And here came that guilt trip Beck’s Crazy Train was on:

But do you know how it got so worn and weathered that I didn’t even know what to do with it any more? My grandfather died when I was about 20 and I took the chair in for a while. It sat on my back porch, in the sun and in the rain. Even though I had wanted the chair—I—I—I loved the chair—it sat on my porch and slowly, over time, it just started to disintegrate. I don’t know if I was lazy, or stupid, or… I guess in the end I felt guilty; I hadn’t taken proper care of it. In the beginning I think the biggest thing was I just always assumed it'd be there. It would always be this way. It had always looked the same since I was a kid. Why would it change?

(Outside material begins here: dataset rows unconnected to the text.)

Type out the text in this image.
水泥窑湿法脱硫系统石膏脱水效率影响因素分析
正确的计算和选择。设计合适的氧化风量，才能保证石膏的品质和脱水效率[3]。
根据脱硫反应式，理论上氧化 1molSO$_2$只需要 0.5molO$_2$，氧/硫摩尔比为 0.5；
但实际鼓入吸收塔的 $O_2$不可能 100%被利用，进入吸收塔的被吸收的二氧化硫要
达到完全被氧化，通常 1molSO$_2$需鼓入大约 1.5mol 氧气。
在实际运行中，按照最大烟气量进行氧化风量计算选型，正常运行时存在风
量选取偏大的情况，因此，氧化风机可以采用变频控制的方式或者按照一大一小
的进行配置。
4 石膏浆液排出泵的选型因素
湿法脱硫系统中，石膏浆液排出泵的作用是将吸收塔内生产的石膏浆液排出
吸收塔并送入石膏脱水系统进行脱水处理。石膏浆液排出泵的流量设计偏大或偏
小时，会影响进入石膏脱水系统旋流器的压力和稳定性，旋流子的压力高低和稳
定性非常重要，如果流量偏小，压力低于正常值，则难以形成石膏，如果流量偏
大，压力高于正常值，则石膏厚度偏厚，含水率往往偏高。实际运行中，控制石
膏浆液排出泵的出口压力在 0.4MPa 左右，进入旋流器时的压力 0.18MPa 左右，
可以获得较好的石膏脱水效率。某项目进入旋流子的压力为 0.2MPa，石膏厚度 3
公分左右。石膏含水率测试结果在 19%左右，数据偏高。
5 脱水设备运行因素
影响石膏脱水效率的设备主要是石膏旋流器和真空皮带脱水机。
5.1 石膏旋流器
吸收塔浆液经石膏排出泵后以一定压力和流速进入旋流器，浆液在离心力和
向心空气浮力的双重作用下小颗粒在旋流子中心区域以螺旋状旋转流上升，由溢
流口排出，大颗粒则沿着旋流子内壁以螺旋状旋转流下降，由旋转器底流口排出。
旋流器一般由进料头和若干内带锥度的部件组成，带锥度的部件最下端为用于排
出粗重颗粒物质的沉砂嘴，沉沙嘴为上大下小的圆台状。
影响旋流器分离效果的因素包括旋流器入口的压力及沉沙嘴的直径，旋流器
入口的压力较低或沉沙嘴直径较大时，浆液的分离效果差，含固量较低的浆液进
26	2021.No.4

Beck had only himself to blame for dishonouring his grandfather’s memory, which, to his credit, he readily admitted. However, why was he making all of us pay for it?

It got crazier than that, though.

It took my wife to see that if we didn’t take care of it, if we didn’t restore it, there eventually wouldn't be anything left of it. She was right. She was right. When it comes to America, I was the same kind of guy. I loved America. I just always thought it would be there. On Nine Eleven I changed. I remember thinking, “Oh my gosh, we’re so fragile.” Do you remember how afraid you were on September 11th? It took that event for me to see the real meaning of freedom, to really appreciate it, to understand that if I don’t do my part—if I just always leave it out on the porch and expect it to always be there, it will be gone as well.

Since I woke up to that fact, I've averaged 2 to 5 hours sleep a night, mainly because I'm just reading. I am up all the time reading. Trying to educate. I’ve been stupid most of my life. I wanted to shake that.

I think you feel the same way. That’s why you watch this show every night. We are experiencing the same journey together every day. And I know you are tired. You're busy with the kids, with family, with work and everything else. And now it seems like every step of the way you have to try and stop government from doing something else. Now they are taking health care and just turning it upside down!

They are attacking our core values and principles every single day it seems! They're either turning this chair into a footstool or firewood!!

I can ring the warning bell every single day on this program, but unless you watch, unless you think, unless you’re intrigued enough to go and read, unless you act on a local level—And, I don’t mean with politicians. I mean in your own home with your own children. If you don’t do it, in 10 years your kids may not know who Daniel Boone is. [COMMENT: And now it got REALLY crazy. Beck started singing with gusto.] “Daniel Boone was a man, was a biiiiiiiig man!” Do you remember that? Our kids don’t even know who Daniel Boone is. The things that we knew because, at the time, it was spilling out of our television sets. It’s not anymore.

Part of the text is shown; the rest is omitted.